Red material on the large moons of Uranus: Dust from irregular satellites?

TL;DR

This study investigates the origin of red material on Uranus's large moons, proposing that dust from irregular satellites causes observed surface reddening and compositional trends, supported by new spectral data and modeling.

Contribution

The paper presents new spectral observations of Uranus's moons' northern hemispheres and supports the hypothesis that irregular satellite dust causes surface reddening and compositional variations.

Findings

Red material is predominantly on southern hemispheres, but trends are consistent across hemispheres.

Spectral data suggest complex organics and amorphous pyroxene as reddening agents.

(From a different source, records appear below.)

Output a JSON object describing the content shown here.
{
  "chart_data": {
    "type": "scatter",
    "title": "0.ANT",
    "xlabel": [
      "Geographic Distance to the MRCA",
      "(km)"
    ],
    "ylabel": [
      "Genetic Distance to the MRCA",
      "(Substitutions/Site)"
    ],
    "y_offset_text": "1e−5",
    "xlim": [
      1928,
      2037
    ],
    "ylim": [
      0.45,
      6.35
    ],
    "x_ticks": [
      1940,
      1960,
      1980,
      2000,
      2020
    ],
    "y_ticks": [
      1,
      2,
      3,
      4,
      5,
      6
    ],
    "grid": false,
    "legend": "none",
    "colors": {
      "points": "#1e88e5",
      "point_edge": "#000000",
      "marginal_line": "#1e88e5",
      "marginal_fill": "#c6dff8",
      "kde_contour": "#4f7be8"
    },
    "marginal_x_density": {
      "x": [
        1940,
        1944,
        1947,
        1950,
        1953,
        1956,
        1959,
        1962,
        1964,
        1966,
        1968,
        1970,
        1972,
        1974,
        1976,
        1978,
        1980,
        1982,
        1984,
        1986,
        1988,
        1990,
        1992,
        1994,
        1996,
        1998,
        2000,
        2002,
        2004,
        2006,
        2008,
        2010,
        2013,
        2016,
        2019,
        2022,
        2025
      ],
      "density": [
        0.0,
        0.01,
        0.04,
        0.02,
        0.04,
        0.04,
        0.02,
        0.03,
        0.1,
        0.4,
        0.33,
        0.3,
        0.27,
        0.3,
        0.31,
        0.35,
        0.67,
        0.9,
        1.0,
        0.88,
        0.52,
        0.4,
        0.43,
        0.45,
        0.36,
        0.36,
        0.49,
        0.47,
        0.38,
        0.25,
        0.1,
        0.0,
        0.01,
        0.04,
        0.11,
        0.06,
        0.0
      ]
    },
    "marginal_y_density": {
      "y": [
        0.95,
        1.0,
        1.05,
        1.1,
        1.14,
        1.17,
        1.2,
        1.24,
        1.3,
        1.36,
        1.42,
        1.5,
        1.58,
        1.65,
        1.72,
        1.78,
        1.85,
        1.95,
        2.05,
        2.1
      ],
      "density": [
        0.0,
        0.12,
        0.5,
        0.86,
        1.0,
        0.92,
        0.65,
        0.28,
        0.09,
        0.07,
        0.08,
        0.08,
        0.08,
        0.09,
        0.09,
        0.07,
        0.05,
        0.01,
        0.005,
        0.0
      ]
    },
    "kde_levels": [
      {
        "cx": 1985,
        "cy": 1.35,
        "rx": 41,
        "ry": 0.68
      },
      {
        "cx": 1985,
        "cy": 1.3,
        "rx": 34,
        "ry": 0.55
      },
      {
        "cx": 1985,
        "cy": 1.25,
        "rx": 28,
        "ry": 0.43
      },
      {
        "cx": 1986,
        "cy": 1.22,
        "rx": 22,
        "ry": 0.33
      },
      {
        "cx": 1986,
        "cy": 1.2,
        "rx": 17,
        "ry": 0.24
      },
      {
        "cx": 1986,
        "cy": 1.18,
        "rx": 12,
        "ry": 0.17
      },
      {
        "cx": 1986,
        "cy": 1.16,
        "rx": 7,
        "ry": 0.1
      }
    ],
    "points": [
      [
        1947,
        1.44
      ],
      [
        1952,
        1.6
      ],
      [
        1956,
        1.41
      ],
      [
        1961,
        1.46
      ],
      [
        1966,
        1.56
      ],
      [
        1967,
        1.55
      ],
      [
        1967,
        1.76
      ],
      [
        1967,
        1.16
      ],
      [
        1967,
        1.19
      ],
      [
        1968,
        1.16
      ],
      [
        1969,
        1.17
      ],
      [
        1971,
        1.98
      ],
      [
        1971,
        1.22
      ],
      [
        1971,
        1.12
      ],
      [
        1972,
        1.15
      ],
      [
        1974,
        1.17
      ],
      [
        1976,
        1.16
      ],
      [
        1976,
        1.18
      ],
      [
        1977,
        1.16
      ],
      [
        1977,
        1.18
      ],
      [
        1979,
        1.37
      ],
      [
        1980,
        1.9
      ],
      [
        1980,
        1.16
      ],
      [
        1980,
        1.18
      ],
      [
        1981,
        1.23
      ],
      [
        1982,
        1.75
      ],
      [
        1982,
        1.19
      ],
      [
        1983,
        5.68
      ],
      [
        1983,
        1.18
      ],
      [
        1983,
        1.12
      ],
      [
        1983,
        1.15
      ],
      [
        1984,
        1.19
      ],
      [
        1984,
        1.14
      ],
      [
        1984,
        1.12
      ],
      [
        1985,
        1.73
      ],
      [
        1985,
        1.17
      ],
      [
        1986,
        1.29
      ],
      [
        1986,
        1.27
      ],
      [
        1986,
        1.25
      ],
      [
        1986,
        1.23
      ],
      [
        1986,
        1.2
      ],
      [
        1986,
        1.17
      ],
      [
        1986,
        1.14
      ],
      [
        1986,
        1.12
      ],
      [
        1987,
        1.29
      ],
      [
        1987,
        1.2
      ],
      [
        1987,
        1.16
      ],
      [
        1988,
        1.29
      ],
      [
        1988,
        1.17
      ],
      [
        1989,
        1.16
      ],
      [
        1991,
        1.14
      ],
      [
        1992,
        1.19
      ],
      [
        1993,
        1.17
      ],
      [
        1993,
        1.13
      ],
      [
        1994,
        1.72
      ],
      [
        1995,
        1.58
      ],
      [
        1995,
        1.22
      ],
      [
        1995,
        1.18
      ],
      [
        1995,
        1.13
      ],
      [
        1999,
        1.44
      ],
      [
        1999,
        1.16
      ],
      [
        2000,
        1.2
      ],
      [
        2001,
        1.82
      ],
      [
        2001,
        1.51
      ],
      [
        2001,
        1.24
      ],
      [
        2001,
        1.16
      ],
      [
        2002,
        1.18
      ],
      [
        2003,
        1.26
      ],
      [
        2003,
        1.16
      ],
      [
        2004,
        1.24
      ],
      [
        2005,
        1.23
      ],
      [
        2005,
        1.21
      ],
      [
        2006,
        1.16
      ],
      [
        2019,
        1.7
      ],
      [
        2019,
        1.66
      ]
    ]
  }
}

New spectra in 2.9-4.1 microns range provide novel insights into moon surface composition.

Abstract

The large and tidally-locked classical moons of Uranus display longitudinal and planetocentric trends in their surface compositions. Spectrally red material has been detected primarily on the leading hemispheres of the outer moons, Titania and Oberon. Furthermore, detected H2O ice bands are stronger on the leading hemispheres of the classical satellites, and the leading/trailing asymmetry in H2O ice band strengths decreases with distance from Uranus. We hypothesize that the observed distribution of red material and trends in H2O ice band strengths results from infalling dust from Uranian irregular satellites. These dust particles migrate inward on slowly decaying orbits, eventually reaching the classical satellite zone, where they collide primarily with the outer moons. The latitudinal distribution of dust swept up by these moons should be fairly even across their southern and northern hemispheres. However, red material has only been detected over the southern hemispheres of these moons (subsolar latitude 81 S). Consequently, to test whether irregular satellite dust impacts drive the observed enhancement in reddening, we have gathered new ground-based data of the now observable northern hemispheres of these moons (sub-observer latitudes, 17 to 35 N). Our results and analyses indicate that longitudinal and planetocentric trends in reddening and H2O ice band strengths are broadly consistent across both southern and northern latitudes of these moons, thereby supporting our hypothesis. Utilizing a suite of numerical best fit models, we investigate the composition of the reddening agent detected on these moons, finding that both complex organics and amorphous pyroxene match the spectral slopes of our data. We also present spectra that span 2.9 to 4.1 microns, a previously unexplored wavelength range in terms of spectroscopy for the Uranian moons.